Rating: Probably won’t be as bad as Apple’s previous refusal to to the Wintel line
It seems that Android smartphone manufacturers may well have outmanoeuvred Apple with its iOS based offerings in an almost unexpected area – the digitally connected home. The key to this success will be the Digital Living Network Alliance’s (DLNA) open media sharing standards. According to a report just released by IMS Research, the vast majority of DNLA enabled devices will be Android-based handsets. That’s because Apple is not expected to embrace DNLA’s open standard with the iPhones – relying instead on AirPlay. That’s Apple’s version of Wi-fi based services. “The consequence of Android smartphone manufacturers’ decision to include DLNA video servers in their handsets is very significant,” says Stephen Froehlich, a senior analyst with IMS Research.
He doesn’t hint how disastrous an omission this might prove to be. At worst it could be akin to Apple’s decision not to go down the Wintel (Windows/Intel route).
IMS says that beyond the established DLNA video markets of North America and Japan, Wi-fi enabled smartphones will rapidly become the vanguard of in-home media sharing and management.
What it will mean is that an Android smartphone will essentially become a personal ID key that unlocks a consumer’s access to his or her content library and then serves it to any DLNA video client device in the home.
The catch, of course, is that consumers have got to want to do this.
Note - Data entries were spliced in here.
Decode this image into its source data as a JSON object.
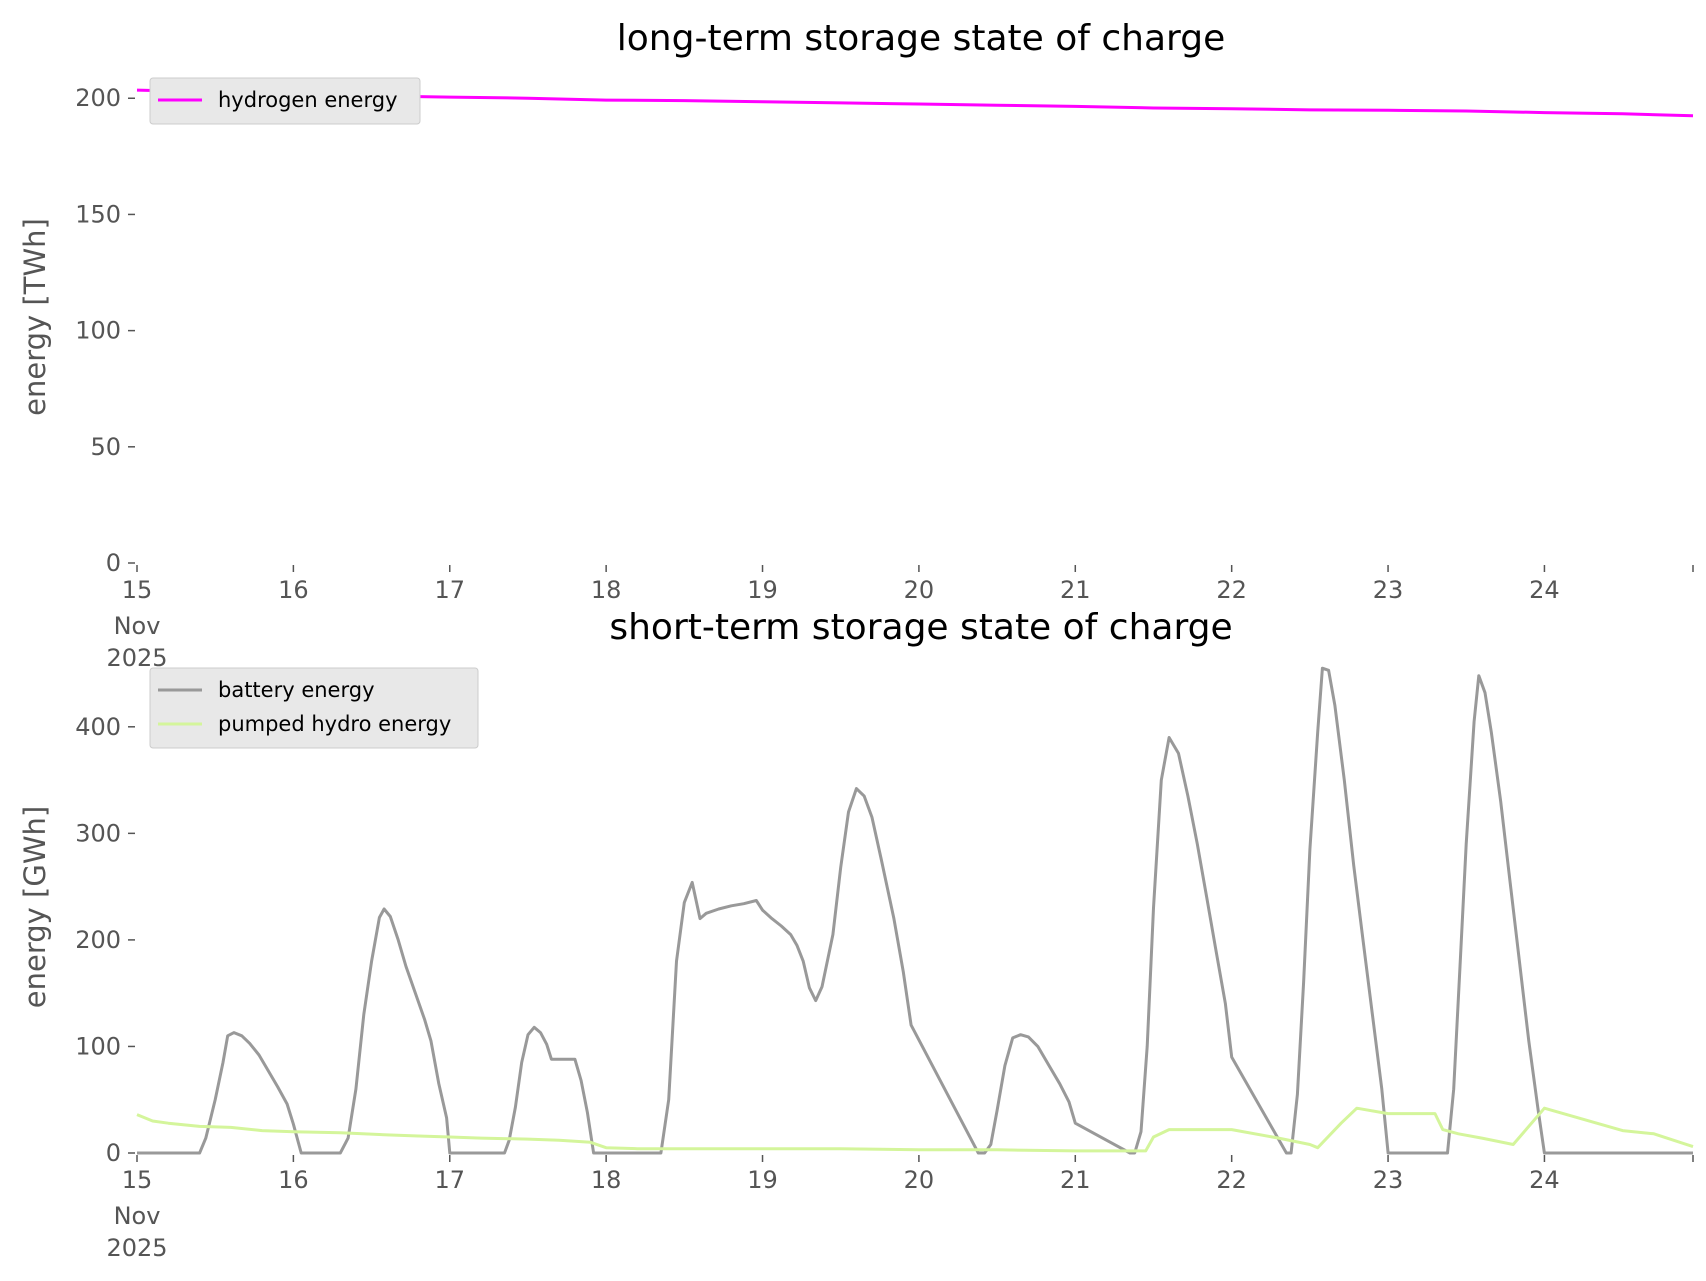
{
  "chart_data": [
    {
      "type": "line",
      "title": "long-term storage state of charge",
      "ylabel": "energy [TWh]",
      "xlabel": "",
      "x_ticks": [
        "15",
        "16",
        "17",
        "18",
        "19",
        "20",
        "21",
        "22",
        "23",
        "24"
      ],
      "x_tick_sub": [
        "Nov",
        "2025"
      ],
      "y_ticks": [
        "0",
        "50",
        "100",
        "150",
        "200"
      ],
      "xlim": [
        0,
        9.95
      ],
      "ylim": [
        0,
        210
      ],
      "grid": false,
      "legend": "top-left",
      "series": [
        {
          "name": "hydrogen energy",
          "color": "#ff00ff",
          "x": [
            0,
            0.5,
            1,
            1.5,
            2,
            2.5,
            3,
            3.5,
            4,
            4.5,
            5,
            5.5,
            6,
            6.5,
            7,
            7.5,
            8,
            8.5,
            9,
            9.5,
            9.95
          ],
          "y": [
            203.5,
            202.7,
            202,
            201,
            200.5,
            200,
            199.2,
            199,
            198.5,
            198,
            197.5,
            197,
            196.5,
            195.8,
            195.5,
            195,
            194.8,
            194.5,
            193.8,
            193.3,
            192.5
          ]
        }
      ]
    },
    {
      "type": "line",
      "title": "short-term storage state of charge",
      "ylabel": "energy [GWh]",
      "xlabel": "",
      "x_ticks": [
        "15",
        "16",
        "17",
        "18",
        "19",
        "20",
        "21",
        "22",
        "23",
        "24"
      ],
      "x_tick_sub": [
        "Nov",
        "2025"
      ],
      "y_ticks": [
        "0",
        "100",
        "200",
        "300",
        "400"
      ],
      "xlim": [
        0,
        9.95
      ],
      "ylim": [
        0,
        458
      ],
      "grid": false,
      "legend": "top-left",
      "series": [
        {
          "name": "battery energy",
          "color": "#999999",
          "x": [
            0,
            0.4,
            0.44,
            0.5,
            0.55,
            0.58,
            0.62,
            0.67,
            0.72,
            0.78,
            0.84,
            0.9,
            0.96,
            1.0,
            1.05,
            1.3,
            1.35,
            1.4,
            1.45,
            1.5,
            1.55,
            1.58,
            1.62,
            1.67,
            1.72,
            1.78,
            1.84,
            1.88,
            1.93,
            1.98,
            2.0,
            2.35,
            2.38,
            2.42,
            2.46,
            2.5,
            2.54,
            2.58,
            2.62,
            2.65,
            2.72,
            2.76,
            2.8,
            2.84,
            2.88,
            2.92,
            3.35,
            3.4,
            3.45,
            3.5,
            3.55,
            3.6,
            3.64,
            3.72,
            3.8,
            3.88,
            3.96,
            4.0,
            4.06,
            4.12,
            4.18,
            4.22,
            4.26,
            4.3,
            4.34,
            4.38,
            4.45,
            4.5,
            4.55,
            4.6,
            4.65,
            4.7,
            4.76,
            4.84,
            4.9,
            4.95,
            5.38,
            5.42,
            5.46,
            5.5,
            5.55,
            5.6,
            5.65,
            5.7,
            5.76,
            5.84,
            5.9,
            5.96,
            6.0,
            6.35,
            6.38,
            6.42,
            6.46,
            6.5,
            6.55,
            6.6,
            6.66,
            6.72,
            6.78,
            6.84,
            6.9,
            6.96,
            7.0,
            7.35,
            7.38,
            7.42,
            7.46,
            7.5,
            7.55,
            7.58,
            7.62,
            7.66,
            7.72,
            7.78,
            7.84,
            7.9,
            7.96,
            8.0,
            8.35,
            8.38,
            8.42,
            8.46,
            8.5,
            8.55,
            8.58,
            8.62,
            8.66,
            8.72,
            8.78,
            8.84,
            8.9,
            8.96,
            9.0,
            9.95
          ],
          "y": [
            0,
            0,
            14,
            50,
            85,
            110,
            113,
            110,
            103,
            92,
            77,
            62,
            46,
            27,
            0,
            0,
            14,
            60,
            130,
            180,
            221,
            229,
            222,
            200,
            175,
            150,
            125,
            105,
            65,
            33,
            0,
            0,
            12,
            43,
            85,
            111,
            118,
            113,
            102,
            88,
            88,
            88,
            88,
            68,
            38,
            0,
            0,
            50,
            180,
            235,
            254,
            220,
            225,
            229,
            232,
            234,
            237,
            228,
            220,
            213,
            205,
            195,
            180,
            155,
            143,
            156,
            205,
            268,
            320,
            342,
            335,
            315,
            275,
            220,
            170,
            120,
            0,
            0,
            8,
            40,
            82,
            108,
            111,
            109,
            100,
            80,
            65,
            48,
            28,
            0,
            0,
            20,
            100,
            230,
            350,
            390,
            375,
            335,
            290,
            240,
            190,
            140,
            90,
            0,
            0,
            55,
            160,
            285,
            395,
            455,
            453,
            420,
            350,
            270,
            200,
            130,
            60,
            0,
            0,
            0,
            60,
            175,
            290,
            405,
            448,
            432,
            395,
            330,
            255,
            180,
            105,
            40,
            0,
            0
          ]
        },
        {
          "name": "pumped hydro energy",
          "color": "#d4f59b",
          "x": [
            0,
            0.1,
            0.2,
            0.4,
            0.6,
            0.8,
            1.0,
            1.3,
            1.6,
            1.8,
            2.0,
            2.2,
            2.5,
            2.7,
            2.9,
            3.0,
            3.2,
            3.5,
            4.0,
            4.5,
            5.0,
            5.5,
            6.0,
            6.35,
            6.45,
            6.5,
            6.6,
            6.8,
            7.0,
            7.3,
            7.5,
            7.55,
            7.7,
            7.8,
            8.0,
            8.3,
            8.35,
            8.45,
            8.6,
            8.8,
            9.0,
            9.5,
            9.7,
            9.95
          ],
          "y": [
            36,
            30,
            28,
            25,
            24,
            21,
            20,
            19,
            17,
            16,
            15,
            14,
            13,
            12,
            10,
            5,
            4,
            4,
            4,
            4,
            3,
            3,
            2,
            2,
            2,
            15,
            22,
            22,
            22,
            14,
            8,
            5,
            28,
            42,
            37,
            37,
            22,
            18,
            14,
            8,
            42,
            21,
            18,
            6
          ]
        }
      ]
    }
  ]
}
And there’s the rub- it is exactly the decision by Android smartphone manufacturers to push out DLNA video servers inside their phones that is likely to create awareness of these functions.
“We expect to see a new culture of video portability emerge from that awareness,” Froehlich concludes.
He expects this to lead to aggressive cord-cutting (ie connecting stuff up wirelessly) in regions outside North America and Japan,”
Indeed, IMS Research’s ‘Video Content Distribution in the Smart Home’ report forecasts that 70 per cent of DLNA devices shipped outside of North America and Japan in 2015 will be Wi-fi-enabled smartphones.
The best bit, apparently, is that it doesn’t cost that much to built a DNLA compliant capability inside an Android handset.
GoMo News has already spotted a number of Motorola manufactured Android handset s that support DNLA. With any luck we’ll get to test it.